Insiden perusakan dan pembakaran bangunan semipermanen di area Warung mi dan Babi Tepi Sawah terjadi pada Sabtu (12/9/2026) dini hari. Kala itu, penjaga malam tengah lelap tertidur di dalam bangunan semipermanen di area warung makan.

Empat pria tak dikenal yang memakai penutup wajah menyatroni warung makan sekitar pukul 04.00 WIB. Mereka berboncengan menggunakan dua sepeda motor. Setiba di lokasi kejadian, kelompok misterius itu mendobrak pintu dan membangunkan penjaga malam.

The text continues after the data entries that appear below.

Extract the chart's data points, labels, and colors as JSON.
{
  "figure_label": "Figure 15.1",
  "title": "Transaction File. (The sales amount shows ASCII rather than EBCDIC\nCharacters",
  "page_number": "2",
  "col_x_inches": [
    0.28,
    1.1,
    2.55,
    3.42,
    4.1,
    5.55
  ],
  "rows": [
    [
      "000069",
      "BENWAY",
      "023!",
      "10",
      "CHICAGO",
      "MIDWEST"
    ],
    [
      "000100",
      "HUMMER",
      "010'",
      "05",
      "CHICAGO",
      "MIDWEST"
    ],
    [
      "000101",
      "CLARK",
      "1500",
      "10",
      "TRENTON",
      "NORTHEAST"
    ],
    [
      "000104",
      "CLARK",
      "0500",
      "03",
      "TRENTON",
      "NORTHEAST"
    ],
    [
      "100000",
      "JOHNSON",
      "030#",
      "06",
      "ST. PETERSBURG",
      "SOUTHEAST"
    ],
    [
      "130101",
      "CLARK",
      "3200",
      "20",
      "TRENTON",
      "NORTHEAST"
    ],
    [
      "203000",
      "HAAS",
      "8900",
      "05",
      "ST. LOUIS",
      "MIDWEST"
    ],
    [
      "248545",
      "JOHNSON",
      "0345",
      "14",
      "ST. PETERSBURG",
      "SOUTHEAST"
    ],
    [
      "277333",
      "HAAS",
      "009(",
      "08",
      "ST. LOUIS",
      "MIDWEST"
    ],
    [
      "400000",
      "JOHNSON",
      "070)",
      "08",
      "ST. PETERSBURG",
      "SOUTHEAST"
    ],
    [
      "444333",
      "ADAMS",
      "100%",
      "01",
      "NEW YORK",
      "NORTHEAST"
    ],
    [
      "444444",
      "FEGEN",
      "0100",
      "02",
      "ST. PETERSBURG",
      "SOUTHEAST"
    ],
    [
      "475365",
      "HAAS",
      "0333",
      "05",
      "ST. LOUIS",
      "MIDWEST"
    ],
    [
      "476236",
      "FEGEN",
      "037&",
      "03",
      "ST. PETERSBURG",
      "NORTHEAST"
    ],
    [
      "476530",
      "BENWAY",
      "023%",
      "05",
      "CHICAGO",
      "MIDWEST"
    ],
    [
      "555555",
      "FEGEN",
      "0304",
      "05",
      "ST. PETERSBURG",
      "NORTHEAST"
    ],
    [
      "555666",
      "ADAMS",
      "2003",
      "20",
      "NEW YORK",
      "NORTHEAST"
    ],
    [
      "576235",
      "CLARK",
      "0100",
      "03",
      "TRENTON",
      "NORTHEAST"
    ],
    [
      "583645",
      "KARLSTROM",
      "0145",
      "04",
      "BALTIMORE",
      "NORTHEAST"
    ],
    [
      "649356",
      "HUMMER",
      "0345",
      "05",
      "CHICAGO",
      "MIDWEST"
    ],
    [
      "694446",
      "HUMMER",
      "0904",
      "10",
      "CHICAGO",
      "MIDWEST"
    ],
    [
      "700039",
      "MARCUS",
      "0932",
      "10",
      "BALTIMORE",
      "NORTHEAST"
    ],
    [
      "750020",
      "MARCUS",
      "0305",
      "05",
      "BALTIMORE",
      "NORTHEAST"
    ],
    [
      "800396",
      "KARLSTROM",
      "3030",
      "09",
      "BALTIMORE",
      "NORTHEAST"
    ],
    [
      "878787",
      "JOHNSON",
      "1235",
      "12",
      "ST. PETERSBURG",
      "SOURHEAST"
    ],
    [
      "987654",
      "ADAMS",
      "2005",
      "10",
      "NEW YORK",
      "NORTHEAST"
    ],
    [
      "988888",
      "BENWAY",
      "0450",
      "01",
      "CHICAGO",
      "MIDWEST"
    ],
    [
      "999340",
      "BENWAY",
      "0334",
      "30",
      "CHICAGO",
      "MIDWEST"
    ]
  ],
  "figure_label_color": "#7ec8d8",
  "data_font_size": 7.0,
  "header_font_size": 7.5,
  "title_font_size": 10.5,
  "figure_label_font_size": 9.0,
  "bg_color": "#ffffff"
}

“Pelaku lainnya merusak dan membakar bangunan di depan bagian depan warung. Pelaku sudah membawa bensin saat tiba di warung. Jadi, memang sudah direncanakan,” kata pemilik Warung mi dan Babi Tepi Sawah, Jodi Sutanto.

Menurut Jodi, bangunan beserta isinya ludes dilalap kobaran api dalam hitungan menit, termasuk kamera CCTV yang dipasang di atap bangunan semipermanen. Padahal, kamera CCTV tersebut merekam detik-detik peristiwa mulai dari kedatangan para pelaku di lokasi kejadian.

“Ada satu kamera CCTV yang dipasang di atap bangunan. Namun, ikut hangus terbakar saat kejadian,” kata dia.

Sebelum insiden tersebut terjadi, Warung mi dan Babi Tepi Sawah masih beroperasi melayani pengunjung pada Jumat (11/9/2026) hingga malam hari. Selepas warung tutup, ada dua penjaga malam di area warung makan. Satu penjaga malam berada di bagian depan, sementara satu penjaga lainnya di bagian belakang.

“Para pelaku tidak mengambil barang satu pun di warung. Mereka hanya merusak dan membakar bangunan bagian depan warung. Jelas, ini tindak pidana dan segera kami laporkan ke Polres Sukoharjo,” papar dia.

Penasihat hukum pemilik Warung mi dan Babi Tepi Sawah, Cucuk Kustiawan, mengatakan tengah melakukan perjalanan ke Polres Sukoharjo untuk melaporkan kasus perusakan dan pembakaran warung makan milik kliennya.

“Saat ini, tim hukum sedang perjalanan hendak ke Polres Sukoharjo,” urai dia.

Sementara itu, Kapolres Sukoharjo, AKBP Anggaito Hadi Prabowo, mengatakan polisi masih melakukan penyelidikan guna mengungkap kasus perusakan dan pembakaran bangunan di area warung makan. Petugas memeriksa sejumlah saksi di sekitar lokasi kejadian.

Petugas juga telah memasang garis polisi berwarna kuning di area lokasi kejadian.

“Kami masih melakukan penyelidikan dan mendalami keterangan dari para saksi. Pelaku berjumlah empat orang yang memakai penutup wajah dan helm saat mendatangi lokasi kejadian,” terang Kapolres.

Sebagai informasi, keberadaan Warung mi dan Babi Tepi Sawah di Desa Parangjoro, Kecamatan Grogol, menjadi polemik selama berbulan-bulan. Mediasi yang difasilitasi Pemerintah Kabupaten (Pemkab) Sukoharjo hingga berulang kali belum menemui titik terang.

Warga setempat menolak keberadaan warung makan nonhalal itu lantaran dinilai menimbulkan keresahan dan ketidaknyamanan bagi warga setempat. Sementara itu, pelaku usaha merasa tidak melanggar hukum karena telah mengantongi Nomor Induk Berusaha (NIB) yang diurus melalui Online Single Submission (OSS). Selain itu, kliennya juga sudah memasang label kuliner nonhalal sebagai penjelasan kepada konsumen.